I’m wondering if this is possible:

Train a CNN as a standard classifier, e.g. classifying cats and dogs.
Since different filters can recognize different things, for example, some of them should be able to recognize eyes.
The activation of those layers should tell us where the eyes are. Then we should be able to extract the “coordinates” of the eyes and use them as the labels for a regression problem.
Then we should be able to train a CNN that can track where the eyes are in an image.

However, I do not know how to find those layers. Do you guys think it may work? Any suggestion?

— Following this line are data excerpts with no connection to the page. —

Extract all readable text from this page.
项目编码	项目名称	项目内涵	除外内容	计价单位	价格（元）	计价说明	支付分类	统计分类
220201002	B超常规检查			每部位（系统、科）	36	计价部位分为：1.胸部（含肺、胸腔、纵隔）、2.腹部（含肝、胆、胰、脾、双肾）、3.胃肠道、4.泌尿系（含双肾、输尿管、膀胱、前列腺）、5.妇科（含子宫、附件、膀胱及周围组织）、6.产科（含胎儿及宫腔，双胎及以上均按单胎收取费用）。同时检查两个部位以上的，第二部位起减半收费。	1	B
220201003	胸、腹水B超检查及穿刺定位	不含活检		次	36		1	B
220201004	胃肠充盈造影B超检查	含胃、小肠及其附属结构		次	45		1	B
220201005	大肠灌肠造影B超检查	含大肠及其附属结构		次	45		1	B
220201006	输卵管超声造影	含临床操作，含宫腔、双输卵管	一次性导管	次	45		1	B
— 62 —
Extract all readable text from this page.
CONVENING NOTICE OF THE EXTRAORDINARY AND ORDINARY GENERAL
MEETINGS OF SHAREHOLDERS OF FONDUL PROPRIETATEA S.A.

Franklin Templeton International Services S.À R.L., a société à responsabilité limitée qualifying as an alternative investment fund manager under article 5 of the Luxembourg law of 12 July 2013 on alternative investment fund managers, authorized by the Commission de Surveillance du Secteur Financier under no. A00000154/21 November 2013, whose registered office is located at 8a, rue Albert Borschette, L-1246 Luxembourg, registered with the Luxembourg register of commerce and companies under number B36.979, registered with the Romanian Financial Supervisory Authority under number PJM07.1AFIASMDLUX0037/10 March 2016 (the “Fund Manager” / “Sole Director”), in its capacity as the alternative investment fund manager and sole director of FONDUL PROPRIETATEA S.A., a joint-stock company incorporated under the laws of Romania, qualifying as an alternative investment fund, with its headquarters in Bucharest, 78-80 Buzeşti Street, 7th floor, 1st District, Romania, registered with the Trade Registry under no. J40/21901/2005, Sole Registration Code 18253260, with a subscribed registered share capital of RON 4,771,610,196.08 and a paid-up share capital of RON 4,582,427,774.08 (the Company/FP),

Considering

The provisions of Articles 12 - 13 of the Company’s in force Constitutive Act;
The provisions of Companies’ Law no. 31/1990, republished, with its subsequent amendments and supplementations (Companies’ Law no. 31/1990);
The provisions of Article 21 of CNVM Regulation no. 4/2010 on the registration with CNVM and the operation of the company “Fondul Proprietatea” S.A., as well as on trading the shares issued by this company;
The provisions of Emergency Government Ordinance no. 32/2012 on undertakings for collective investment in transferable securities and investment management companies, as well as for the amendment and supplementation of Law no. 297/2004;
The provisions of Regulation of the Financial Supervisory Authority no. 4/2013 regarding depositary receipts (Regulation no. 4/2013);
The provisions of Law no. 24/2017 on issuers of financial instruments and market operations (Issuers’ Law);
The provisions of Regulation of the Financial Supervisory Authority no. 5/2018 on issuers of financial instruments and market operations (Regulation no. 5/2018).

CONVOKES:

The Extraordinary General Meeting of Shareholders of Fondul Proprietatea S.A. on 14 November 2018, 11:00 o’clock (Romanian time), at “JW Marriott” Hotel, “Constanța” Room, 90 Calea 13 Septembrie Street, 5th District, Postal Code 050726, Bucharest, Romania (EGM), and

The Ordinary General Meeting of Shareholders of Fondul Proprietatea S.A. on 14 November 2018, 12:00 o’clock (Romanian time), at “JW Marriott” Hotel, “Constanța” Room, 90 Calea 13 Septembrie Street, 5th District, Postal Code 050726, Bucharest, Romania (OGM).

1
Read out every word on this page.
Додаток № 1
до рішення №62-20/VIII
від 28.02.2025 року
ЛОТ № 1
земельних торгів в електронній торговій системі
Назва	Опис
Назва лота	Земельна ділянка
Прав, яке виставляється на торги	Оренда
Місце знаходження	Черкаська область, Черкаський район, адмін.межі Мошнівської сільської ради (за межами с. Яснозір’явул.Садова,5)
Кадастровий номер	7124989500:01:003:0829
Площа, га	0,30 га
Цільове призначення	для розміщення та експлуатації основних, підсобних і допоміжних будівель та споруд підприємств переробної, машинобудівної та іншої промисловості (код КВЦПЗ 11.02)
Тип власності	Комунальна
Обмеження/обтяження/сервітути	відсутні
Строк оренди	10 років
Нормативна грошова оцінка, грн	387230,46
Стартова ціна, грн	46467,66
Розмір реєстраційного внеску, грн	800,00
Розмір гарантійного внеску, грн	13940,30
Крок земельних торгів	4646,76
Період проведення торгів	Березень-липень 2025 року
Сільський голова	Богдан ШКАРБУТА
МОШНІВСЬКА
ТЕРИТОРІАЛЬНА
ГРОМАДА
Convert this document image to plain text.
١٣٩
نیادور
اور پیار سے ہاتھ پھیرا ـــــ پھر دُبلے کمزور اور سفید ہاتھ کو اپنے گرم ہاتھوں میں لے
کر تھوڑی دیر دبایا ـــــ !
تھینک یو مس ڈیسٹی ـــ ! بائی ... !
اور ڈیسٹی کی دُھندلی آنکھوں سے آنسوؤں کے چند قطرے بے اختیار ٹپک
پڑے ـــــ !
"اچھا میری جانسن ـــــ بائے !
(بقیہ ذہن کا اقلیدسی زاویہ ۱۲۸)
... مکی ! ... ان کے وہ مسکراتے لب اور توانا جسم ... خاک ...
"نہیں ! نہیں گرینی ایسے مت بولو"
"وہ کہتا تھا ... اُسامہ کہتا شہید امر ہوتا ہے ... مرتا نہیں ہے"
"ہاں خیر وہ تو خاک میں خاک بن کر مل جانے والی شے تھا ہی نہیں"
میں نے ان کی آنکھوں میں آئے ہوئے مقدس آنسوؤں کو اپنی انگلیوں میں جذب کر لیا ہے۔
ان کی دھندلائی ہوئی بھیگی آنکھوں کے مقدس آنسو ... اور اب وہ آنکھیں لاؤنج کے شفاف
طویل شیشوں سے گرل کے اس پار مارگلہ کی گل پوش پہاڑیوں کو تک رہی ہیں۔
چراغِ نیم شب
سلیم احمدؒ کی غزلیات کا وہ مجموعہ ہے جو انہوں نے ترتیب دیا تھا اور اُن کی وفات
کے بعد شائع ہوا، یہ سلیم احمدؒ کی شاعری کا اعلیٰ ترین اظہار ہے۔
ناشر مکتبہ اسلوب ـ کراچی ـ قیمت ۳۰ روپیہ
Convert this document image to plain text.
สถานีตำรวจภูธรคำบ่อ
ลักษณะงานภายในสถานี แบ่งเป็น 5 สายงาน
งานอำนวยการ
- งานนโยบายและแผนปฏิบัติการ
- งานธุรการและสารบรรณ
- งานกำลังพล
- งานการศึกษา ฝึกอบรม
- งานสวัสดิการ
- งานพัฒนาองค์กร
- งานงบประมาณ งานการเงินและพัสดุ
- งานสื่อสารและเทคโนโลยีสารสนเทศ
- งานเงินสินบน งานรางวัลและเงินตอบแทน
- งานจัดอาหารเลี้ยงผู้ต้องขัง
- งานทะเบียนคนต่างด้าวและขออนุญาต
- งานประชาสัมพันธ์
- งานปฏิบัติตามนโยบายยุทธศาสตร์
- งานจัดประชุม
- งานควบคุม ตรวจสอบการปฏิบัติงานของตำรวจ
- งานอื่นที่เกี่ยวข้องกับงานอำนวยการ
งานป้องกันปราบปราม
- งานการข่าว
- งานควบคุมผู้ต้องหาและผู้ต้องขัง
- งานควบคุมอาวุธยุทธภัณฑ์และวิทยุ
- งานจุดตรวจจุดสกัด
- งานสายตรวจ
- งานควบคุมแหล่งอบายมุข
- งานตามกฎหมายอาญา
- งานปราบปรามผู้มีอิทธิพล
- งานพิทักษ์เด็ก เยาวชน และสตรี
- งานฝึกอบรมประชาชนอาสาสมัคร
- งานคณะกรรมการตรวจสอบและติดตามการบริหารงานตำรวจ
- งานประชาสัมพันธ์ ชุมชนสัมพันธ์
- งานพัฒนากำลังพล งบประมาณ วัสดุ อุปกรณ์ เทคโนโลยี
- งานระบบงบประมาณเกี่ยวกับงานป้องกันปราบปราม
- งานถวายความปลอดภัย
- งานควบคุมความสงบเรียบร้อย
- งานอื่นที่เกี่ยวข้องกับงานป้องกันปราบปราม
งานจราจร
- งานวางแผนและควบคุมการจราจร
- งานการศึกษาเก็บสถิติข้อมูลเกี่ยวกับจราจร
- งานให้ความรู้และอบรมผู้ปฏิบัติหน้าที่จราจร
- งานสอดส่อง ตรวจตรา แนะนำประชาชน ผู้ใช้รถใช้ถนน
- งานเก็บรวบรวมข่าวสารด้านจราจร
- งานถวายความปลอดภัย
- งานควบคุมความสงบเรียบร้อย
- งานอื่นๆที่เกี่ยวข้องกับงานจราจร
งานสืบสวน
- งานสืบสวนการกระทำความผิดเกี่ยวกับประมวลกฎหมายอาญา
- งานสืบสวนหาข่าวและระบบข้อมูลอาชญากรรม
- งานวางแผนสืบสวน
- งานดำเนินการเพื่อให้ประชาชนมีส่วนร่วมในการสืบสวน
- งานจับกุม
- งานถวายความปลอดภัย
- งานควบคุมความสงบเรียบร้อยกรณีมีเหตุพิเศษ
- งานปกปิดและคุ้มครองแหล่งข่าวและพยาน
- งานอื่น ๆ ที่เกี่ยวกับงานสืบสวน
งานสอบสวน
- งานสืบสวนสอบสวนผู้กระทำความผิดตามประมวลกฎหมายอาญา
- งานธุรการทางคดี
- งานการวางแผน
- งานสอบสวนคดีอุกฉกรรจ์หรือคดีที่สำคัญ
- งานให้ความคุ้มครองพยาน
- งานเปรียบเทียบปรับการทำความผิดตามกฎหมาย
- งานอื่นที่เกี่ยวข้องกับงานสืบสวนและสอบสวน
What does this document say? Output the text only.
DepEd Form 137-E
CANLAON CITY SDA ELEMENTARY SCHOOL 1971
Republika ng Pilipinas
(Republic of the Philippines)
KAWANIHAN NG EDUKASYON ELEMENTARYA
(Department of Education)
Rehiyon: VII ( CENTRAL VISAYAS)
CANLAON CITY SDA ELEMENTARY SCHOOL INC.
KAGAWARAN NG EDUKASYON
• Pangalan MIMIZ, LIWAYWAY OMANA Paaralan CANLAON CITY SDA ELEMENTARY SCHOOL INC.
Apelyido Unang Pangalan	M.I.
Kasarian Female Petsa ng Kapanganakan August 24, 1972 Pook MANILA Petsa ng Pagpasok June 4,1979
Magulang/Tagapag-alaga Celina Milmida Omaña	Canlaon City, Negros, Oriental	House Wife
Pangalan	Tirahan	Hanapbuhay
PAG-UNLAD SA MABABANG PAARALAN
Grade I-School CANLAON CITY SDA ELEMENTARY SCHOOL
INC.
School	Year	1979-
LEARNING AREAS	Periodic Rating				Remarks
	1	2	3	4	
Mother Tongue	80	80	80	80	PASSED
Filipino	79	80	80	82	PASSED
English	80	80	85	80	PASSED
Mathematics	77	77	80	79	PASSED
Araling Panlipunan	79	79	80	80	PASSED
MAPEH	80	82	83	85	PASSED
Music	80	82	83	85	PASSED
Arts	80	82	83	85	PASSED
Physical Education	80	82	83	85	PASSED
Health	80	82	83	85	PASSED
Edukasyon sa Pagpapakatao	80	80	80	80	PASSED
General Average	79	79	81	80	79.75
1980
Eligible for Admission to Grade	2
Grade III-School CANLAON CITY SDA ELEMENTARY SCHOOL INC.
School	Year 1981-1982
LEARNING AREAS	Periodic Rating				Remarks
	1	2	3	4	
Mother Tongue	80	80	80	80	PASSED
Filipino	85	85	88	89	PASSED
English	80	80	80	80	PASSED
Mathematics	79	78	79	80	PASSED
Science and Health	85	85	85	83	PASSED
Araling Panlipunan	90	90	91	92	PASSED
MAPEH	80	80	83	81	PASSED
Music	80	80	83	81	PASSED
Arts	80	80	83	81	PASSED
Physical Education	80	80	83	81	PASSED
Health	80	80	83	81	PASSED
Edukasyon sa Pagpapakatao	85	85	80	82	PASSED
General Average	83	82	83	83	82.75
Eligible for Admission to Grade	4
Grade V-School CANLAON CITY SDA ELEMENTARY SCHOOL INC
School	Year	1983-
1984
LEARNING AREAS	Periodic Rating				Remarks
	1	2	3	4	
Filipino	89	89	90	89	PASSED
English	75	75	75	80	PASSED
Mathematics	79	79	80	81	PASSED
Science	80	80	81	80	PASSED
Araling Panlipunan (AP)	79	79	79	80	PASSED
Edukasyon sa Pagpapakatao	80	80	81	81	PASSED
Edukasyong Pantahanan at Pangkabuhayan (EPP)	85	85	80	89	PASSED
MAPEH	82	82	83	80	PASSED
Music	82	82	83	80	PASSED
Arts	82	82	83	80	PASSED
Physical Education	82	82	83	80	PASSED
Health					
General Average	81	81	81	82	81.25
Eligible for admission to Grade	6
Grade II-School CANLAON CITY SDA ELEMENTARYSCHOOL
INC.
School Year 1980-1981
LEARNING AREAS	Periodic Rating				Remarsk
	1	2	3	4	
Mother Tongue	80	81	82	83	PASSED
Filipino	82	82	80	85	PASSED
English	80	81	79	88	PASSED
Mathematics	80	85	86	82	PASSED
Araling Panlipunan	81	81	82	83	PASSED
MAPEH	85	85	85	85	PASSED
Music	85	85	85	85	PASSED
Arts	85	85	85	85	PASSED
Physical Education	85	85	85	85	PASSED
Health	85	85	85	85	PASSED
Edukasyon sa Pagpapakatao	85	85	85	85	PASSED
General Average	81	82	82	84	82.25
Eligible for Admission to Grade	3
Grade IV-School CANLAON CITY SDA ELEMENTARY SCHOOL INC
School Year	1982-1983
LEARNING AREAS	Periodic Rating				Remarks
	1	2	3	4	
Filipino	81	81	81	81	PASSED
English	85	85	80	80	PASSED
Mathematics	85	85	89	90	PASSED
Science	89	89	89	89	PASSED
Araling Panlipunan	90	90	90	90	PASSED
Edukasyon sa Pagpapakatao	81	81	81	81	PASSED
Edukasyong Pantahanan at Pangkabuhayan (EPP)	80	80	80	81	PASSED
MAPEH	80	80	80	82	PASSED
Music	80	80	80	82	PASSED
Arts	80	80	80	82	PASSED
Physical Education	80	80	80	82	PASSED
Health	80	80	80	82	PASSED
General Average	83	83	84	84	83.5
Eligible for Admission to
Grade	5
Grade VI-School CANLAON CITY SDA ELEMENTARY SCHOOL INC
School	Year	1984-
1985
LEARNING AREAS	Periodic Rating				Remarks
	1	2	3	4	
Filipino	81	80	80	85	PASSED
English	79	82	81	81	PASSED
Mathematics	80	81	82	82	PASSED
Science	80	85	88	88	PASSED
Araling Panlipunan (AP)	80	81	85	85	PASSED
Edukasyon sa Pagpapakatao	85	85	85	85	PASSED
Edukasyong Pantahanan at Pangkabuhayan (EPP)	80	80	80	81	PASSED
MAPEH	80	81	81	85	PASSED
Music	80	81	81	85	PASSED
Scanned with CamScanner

edxz7 · May 26, 2019, 12:25am

Hi Harry

Indeed, It’s possible to visualize the feature maps inside a convolutional neural network as you said, you can google “visualizing feature maps in a convolutional neural network” and you will find a good start, but if you want to track a particular feature, like the eyes in an image to do some inference for futures updates of the same image (like in the frames of a video) you will face serious problems.

First, you don’t know where are those layers which have the “eyes feature”. Second, for the neural network, all the features are meaningless by themselves.,(you maybe will require another neural network to check for the feature maps of the first). And finally all the features captured in the feature maps are rescaled and they have been lost all its context with respect to the original image.

On the other hand, a neural network called capsule network was design precisely to achieve the kind of things you described. Search on the internet for capsule networks and you will find plenty of useful information. Indeed the idea behind capsule networks is very clever.

A warning note: the capsule network is relatively recent (its paper was publish in 2017), so they are in an immature stage and it’s hard to make them work as they should. I tried to implement the capsule network published in the original paper to deploy an app capable to predict handwritten digits in real time under hard conditions and they perform poorly compare to others CNNs. I described a little more about this result here . The code I wrote to implement the capsule networks is in pytorch but I adapted it to be compatible with fastai. For some weird reason, I can’t get good results training this network with fastai (usually it’s very easy improve the accuracy of any architecture with fastai), but maybe you can make it work.

good, luck

taiharry108 · June 1, 2019, 3:10am

Thank you so much for your detailed reply! I’m gonna look into capsule network then. Hopefully I can make something from it!